In professional practice I find that one thing that brings patients a lot of success is planning. Planning can help individuals make better food choices and healthier decisions. I find that planning is what keeps my home life anchored in sanity and balance as well. Like the Winston Churchill quote from WWII says, “Failing to plan is planning to fail.” This wisdom still rings true today. Whether it’s meal planning for the week ahead, making a grocery list or prioritizing a simple to do list, planning is essential.

So, let’s talk about how to create a cost effective grocery list. Different households have different grocery shopping frequencies. No matter if you shop once a week or once a month, these step by step instructions can help de-stress grocery shopping.

Step 1: What do we need?

Keep a running list throughout the week to make sure things that get used up can quickly get replaced. The primary shopper, me in my family, won’t know if something is gone unless it gets put on the list. We keep ours on the fridge for easy reference.

Step 2: What’s on Sale?

Review your local supermarket’s sale circular. Whether you receive it in your mailbox or view it online, it’s important to know what’s on special for the week. Look for deals on lean proteins like chicken, fish, eggs, or whatever your family likes. Check out sales on fruits and veggies, whether fresh, frozen or No Salt/No Sugar Added canned. You’ll often find deals in the bread aisle on whole grain options as well.
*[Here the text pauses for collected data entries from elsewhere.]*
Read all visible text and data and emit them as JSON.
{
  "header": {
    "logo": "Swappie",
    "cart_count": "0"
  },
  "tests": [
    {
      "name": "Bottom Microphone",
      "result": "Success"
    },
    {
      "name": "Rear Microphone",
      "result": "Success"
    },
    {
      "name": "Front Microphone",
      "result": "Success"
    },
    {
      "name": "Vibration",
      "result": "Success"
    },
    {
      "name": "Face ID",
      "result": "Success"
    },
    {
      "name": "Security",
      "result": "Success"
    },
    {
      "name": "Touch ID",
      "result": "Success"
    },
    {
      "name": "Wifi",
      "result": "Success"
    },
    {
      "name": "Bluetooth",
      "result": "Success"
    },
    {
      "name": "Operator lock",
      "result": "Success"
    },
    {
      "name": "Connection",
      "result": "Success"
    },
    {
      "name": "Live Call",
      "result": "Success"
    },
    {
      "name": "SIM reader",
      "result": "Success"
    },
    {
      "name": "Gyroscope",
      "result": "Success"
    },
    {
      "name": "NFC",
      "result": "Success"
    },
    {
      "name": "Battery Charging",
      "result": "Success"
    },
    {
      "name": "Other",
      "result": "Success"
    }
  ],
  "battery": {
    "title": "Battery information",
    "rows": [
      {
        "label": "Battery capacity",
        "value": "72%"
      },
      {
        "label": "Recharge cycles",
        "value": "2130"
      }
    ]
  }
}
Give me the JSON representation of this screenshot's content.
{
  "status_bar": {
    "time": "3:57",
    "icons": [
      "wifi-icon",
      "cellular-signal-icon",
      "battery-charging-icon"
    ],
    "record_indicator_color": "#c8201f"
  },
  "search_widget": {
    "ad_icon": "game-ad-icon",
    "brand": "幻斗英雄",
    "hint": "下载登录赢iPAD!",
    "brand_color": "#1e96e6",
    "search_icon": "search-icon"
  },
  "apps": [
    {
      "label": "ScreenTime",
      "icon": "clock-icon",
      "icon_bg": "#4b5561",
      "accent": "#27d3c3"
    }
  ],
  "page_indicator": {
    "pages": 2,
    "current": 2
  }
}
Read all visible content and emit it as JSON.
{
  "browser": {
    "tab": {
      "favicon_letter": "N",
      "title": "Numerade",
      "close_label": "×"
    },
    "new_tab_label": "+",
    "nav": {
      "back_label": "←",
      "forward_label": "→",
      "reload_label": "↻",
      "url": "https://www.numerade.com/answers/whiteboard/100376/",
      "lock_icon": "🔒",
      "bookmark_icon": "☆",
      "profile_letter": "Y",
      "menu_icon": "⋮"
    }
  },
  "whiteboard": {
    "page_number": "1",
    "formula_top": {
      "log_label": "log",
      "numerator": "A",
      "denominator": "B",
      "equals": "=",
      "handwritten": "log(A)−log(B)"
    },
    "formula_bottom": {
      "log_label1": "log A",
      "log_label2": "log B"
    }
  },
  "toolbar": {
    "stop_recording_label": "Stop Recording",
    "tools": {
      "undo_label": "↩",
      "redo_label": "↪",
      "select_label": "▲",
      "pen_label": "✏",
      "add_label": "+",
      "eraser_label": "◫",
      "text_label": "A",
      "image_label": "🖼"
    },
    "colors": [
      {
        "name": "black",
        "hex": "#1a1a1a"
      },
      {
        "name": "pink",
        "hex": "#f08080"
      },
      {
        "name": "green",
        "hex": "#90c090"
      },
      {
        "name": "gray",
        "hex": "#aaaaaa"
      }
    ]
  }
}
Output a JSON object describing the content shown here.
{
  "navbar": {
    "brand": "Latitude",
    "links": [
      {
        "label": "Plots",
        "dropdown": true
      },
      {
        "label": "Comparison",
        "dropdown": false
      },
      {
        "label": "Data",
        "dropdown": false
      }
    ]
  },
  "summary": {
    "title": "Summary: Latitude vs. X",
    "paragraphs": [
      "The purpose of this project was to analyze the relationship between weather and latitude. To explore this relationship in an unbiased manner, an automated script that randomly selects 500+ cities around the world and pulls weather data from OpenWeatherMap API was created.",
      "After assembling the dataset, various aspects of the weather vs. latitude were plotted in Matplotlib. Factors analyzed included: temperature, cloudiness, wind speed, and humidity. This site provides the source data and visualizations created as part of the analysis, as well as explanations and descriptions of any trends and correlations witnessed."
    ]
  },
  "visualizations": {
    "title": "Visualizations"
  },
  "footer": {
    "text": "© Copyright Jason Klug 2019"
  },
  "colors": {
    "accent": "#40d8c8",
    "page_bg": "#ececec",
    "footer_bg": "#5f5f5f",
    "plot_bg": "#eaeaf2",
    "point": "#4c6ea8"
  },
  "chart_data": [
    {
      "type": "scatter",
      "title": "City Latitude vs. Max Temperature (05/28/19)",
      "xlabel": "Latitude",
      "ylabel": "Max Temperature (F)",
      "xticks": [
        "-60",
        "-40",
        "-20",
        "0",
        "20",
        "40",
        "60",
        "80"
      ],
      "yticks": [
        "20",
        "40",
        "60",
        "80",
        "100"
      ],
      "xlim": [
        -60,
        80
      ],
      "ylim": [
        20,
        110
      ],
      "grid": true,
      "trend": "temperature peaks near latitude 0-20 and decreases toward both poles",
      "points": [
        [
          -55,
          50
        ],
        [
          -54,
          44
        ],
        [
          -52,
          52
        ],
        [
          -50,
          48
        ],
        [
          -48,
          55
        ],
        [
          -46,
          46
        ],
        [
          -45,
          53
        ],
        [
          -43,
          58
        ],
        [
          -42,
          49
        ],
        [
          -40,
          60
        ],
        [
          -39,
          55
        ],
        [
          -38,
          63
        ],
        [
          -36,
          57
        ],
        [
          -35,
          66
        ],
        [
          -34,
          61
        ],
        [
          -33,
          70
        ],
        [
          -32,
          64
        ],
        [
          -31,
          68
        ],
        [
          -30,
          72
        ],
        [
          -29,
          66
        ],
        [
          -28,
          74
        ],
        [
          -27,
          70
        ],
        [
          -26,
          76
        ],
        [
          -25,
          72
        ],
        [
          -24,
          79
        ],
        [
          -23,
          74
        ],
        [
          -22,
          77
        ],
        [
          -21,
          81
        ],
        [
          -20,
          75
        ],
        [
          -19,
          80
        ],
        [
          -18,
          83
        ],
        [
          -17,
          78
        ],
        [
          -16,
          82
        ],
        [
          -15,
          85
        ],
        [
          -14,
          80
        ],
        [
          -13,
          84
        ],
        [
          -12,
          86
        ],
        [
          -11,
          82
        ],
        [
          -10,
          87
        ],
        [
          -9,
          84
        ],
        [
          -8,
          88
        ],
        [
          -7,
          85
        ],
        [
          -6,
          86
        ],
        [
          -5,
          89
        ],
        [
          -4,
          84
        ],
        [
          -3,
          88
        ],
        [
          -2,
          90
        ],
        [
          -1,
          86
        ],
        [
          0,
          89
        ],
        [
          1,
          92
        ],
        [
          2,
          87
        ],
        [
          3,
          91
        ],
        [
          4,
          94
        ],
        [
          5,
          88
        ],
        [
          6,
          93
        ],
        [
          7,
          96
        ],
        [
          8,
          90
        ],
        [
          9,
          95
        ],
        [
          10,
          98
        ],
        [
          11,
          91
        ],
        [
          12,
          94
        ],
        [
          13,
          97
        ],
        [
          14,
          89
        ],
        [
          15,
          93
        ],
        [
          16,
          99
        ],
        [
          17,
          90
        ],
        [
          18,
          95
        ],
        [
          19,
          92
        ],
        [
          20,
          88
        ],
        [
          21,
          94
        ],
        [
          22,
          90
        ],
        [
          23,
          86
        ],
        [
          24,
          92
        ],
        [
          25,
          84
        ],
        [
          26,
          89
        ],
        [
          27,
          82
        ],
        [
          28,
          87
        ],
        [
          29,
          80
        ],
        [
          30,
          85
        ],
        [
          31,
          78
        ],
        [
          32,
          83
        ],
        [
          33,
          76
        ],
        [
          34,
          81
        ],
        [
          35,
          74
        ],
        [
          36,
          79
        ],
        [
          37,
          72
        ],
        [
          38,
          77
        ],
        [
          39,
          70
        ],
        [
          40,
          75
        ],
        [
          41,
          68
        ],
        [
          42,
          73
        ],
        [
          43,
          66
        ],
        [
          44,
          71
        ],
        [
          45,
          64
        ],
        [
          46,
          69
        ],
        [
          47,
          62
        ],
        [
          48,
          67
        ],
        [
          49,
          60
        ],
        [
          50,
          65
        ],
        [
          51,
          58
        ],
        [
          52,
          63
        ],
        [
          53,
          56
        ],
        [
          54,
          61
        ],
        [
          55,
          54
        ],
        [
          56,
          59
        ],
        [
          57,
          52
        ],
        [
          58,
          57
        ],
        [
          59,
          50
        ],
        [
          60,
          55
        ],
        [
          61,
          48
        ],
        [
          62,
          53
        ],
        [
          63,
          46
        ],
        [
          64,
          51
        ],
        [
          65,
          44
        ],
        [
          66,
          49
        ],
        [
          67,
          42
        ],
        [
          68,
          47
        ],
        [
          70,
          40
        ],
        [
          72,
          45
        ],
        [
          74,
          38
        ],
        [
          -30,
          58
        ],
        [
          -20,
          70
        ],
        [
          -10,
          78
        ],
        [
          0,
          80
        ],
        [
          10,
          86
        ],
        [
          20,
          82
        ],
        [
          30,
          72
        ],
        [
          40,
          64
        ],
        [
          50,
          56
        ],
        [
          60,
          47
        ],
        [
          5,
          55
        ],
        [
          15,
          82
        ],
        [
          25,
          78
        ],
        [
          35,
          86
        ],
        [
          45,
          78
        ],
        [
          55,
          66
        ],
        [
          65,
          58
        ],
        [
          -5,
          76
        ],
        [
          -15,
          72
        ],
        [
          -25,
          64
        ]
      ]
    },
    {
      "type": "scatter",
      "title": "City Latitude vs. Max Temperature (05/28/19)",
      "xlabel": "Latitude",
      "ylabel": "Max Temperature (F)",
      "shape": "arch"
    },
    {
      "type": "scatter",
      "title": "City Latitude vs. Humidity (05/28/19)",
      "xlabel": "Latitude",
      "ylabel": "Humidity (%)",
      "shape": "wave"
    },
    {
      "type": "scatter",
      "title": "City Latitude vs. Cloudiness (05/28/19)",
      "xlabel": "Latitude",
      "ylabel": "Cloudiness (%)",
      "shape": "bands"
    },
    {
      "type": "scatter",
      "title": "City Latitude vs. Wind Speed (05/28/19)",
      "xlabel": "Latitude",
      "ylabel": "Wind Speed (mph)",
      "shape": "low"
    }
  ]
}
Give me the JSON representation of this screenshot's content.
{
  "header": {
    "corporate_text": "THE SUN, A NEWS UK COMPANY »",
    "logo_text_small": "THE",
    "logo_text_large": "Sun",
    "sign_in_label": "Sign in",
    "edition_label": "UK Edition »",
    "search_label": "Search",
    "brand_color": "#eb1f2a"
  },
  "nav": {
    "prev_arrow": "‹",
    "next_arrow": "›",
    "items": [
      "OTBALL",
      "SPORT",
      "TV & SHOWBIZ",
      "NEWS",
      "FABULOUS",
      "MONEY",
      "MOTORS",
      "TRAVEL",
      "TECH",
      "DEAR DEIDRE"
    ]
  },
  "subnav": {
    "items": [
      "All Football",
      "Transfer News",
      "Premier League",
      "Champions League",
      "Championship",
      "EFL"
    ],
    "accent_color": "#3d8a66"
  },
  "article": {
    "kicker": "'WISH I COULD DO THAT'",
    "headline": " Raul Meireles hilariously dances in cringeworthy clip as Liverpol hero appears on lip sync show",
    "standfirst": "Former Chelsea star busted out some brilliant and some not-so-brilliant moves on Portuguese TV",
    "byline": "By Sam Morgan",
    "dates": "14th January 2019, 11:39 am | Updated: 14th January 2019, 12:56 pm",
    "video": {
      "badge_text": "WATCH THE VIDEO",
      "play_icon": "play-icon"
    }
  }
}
Step 3: What’s already here?

Take an inventory of what you already have in stock in your pantry, cupboard, fridge, cabinets, or wherever else you may store food. It helps to keep staples like dried whole grain pasta, No Salt Added canned beans, whole grain rice, and flour always stocked as go-to ingredients for quick meals. You don’t want to buy something at the store only to find out you already had it when you return home and unpack.

Step 4: More savings?

Coupons! I’m not saying you have to go the extent of being an “Extreme Couponer,” but coupons can help save money, especially when the product is also on sale. You can access them the old fashioned way through the Sunday newspaper, download them onto your store’s loyalty card from their website, or print them off from sites like couponsuzy.com or coupons.com.

Step 5: Where’s the food?

If you frequent the same store week after week, you pretty much have a feel for its layout. Why not make your list reflect your flow through the store? If produce is the first display as you walk through the door, group all of your fresh produce items at the beginning of your list. If your next stop is the bread aisle, your list should reflect it. Make your list flows with the store all the way to checkout to ensure nothing’s left behind.